2+ years’ experience within hands-on technical DevOps/Cloud engineering
Good knowledge of Python or Golang
Experience with Kubernetes deployment patterns and tools such as Helm, Kustomize and Operators
Experience utilizing DevOps tool chains including Jenkins, Docker, SonarQube, GitHub
Experience with tools used for observability such as Elasticsearch, Kibana, Grafana, Prometheus, Jaeger etc.
Experience with SQL & NoSQL databases such as PostgreSQL and MongoDB
Experience with event steaming tools (i.e. Apache Kafka) and architecture patterns
Exposure to Agile environments (use of Jira/Confluence, sprints, etc.)

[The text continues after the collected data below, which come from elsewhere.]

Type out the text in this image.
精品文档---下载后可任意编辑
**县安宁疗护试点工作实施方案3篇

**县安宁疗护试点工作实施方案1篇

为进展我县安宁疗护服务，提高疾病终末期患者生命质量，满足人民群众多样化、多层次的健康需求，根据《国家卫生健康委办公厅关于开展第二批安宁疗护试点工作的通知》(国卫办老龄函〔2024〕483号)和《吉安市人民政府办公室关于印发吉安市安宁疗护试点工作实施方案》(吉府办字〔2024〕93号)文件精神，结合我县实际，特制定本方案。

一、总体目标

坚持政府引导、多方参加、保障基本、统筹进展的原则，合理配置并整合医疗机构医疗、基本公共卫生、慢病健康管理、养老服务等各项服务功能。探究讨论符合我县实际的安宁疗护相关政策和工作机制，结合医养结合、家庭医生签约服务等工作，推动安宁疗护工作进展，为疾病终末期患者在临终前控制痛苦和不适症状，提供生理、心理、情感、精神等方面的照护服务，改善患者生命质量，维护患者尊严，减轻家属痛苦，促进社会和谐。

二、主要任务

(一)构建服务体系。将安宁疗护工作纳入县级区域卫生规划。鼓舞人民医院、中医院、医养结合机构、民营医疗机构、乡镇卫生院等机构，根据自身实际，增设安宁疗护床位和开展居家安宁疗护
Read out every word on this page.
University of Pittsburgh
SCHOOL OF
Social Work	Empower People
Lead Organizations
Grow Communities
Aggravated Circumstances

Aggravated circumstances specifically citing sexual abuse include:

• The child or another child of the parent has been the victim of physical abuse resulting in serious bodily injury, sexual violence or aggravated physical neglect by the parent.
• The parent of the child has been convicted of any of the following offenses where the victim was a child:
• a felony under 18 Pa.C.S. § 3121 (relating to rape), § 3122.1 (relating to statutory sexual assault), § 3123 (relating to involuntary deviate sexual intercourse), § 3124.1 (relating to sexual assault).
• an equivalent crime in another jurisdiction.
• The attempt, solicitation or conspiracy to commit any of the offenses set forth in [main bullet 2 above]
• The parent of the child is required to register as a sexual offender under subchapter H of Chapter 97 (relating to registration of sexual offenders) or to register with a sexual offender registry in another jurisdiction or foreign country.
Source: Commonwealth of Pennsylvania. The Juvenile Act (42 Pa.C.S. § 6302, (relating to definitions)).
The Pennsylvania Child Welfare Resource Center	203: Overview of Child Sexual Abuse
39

Good understanding of Machine Learning project life-cycle
Great communication skills and team player mentality

Desirable

Experience with production grade machine learning systems
Advanced knowledge of Fairing frameworks or Kubeflow
Experience with development of custom Kubernetes operators
Experience with AutoML infrastructure
Infrastructure as Code experience (Terraform, CloudFormation, etc.)
Experience with Azure public clouds is a plus
Understanding of network engineering and security principles (e.g. protocols, routing, switching, filtering, firewall rules, etc.)